Reverse Racism - in The United States

In The United States

The term "reverse racism" came into use as the struggle for African-American rights divided the white community. In 1966, Hosea Williams of the Southern Christian Leadership Conference (SCLC), publicly accused members of the Student Nonviolent Coordinating Committee (SNCC) of reverse racism in their efforts to exclude or expel whites from local government in Alabama to make room for blacks. Williams argued that SNCC's (unsuccessful) "all-black" campaign in Alabama would drive white moderates out of the civil rights movement. "Black racism" was a more common term in this era, used to describe SNCC and groups like the Black Panthers.

The Supreme Court has held that racial preferences in university admissions for minority students do not violate Equal Protection in cases such as Grutter v. Bollinger. In 2012, a monumental case involving this issue was heard by the Supreme Court in Fisher v. University of Texas. This is a clear cut case of inequality and racial disparagement.

The term gained widespread use in debates and legal actions concerning affirmative action. It appeared resurgent on the political scene with the successful candidacy of Barack Obama in 2008.

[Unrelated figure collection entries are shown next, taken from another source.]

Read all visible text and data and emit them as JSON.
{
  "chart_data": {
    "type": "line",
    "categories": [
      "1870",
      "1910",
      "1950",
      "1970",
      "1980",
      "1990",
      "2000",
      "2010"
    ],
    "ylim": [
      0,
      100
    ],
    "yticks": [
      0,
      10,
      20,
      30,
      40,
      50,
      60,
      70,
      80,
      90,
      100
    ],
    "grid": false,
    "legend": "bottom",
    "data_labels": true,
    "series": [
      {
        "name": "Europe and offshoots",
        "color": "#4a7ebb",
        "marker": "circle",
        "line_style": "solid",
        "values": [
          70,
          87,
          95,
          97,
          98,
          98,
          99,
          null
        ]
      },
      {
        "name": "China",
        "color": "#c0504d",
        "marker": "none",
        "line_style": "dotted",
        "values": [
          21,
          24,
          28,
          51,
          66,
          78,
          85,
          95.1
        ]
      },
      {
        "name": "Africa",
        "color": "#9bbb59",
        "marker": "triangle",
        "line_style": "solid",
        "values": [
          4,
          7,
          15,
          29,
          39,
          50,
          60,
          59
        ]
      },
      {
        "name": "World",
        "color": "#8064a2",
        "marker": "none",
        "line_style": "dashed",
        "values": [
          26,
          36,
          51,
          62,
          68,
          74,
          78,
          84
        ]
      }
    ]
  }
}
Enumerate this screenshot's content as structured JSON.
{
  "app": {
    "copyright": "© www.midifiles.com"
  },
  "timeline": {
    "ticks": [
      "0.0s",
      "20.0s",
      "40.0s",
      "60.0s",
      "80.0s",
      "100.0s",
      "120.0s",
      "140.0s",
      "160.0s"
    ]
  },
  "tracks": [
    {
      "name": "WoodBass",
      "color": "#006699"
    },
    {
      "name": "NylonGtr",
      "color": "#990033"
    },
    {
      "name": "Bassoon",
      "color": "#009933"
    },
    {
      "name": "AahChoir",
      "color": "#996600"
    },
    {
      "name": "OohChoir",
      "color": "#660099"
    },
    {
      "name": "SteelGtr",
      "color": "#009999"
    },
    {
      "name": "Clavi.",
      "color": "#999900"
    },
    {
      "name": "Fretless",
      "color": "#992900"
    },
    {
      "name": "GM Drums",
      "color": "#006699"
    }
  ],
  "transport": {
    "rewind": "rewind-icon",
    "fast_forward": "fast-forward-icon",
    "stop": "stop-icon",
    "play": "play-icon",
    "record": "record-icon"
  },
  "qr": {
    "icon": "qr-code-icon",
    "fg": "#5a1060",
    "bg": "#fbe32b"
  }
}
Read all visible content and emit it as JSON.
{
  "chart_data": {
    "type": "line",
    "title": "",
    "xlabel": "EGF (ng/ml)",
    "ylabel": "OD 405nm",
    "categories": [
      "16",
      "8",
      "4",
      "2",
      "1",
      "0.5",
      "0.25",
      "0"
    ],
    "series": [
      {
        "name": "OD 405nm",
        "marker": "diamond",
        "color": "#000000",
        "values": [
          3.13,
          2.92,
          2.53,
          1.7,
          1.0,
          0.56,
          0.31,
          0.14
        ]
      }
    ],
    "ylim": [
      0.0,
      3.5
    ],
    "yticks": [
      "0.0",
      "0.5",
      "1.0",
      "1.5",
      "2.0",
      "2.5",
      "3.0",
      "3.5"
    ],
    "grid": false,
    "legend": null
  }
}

A recent study conducted at Tufts and Harvard sought to quantify perceptions of reverse racism by surveying Americans who identified as White or Black. The study's title, "White People See Racism as a Zero-Sum Game That They Are Now Losing", indicates its findings: that Whites feel as though they now suffer disproportionately from racism. (Blacks felt that anti-Black racism had decreased over time, but did not perceive increases in anti-White bias.) These results were constant for people of different ages and levels of education. This study has made the act of reverse racism against whites even more apparent, since reverse racism has increased but racial minority groups see no need to address the issue as a whole, primarily because they have the most to gain from perpetrating reverse racism.

Critics of the term "reverse racism" have called it a myth or an oxymoron, saying that racism entails systemic oppression and inequality. However, there is strong evidence of both systematic oppression and inequality, and it would be negligent to believe racism could exist but reverse racism couldn't. Furthermore, reverse racism can also be synonymous with Anti-racism, which is often one in the same and is used as a detractor from the truth of a situation to create oppression and inequality. Reverse racism can also apply to those outside of racial groups. Non-Caucasian racists often use reverse racism and Anti-racism as a crutch to call groups they are racist against, racists. This gives the illusion of a moral high ground in disputes, which has been very beneficial to minority racial groups in creating oppression and inequality in their favor.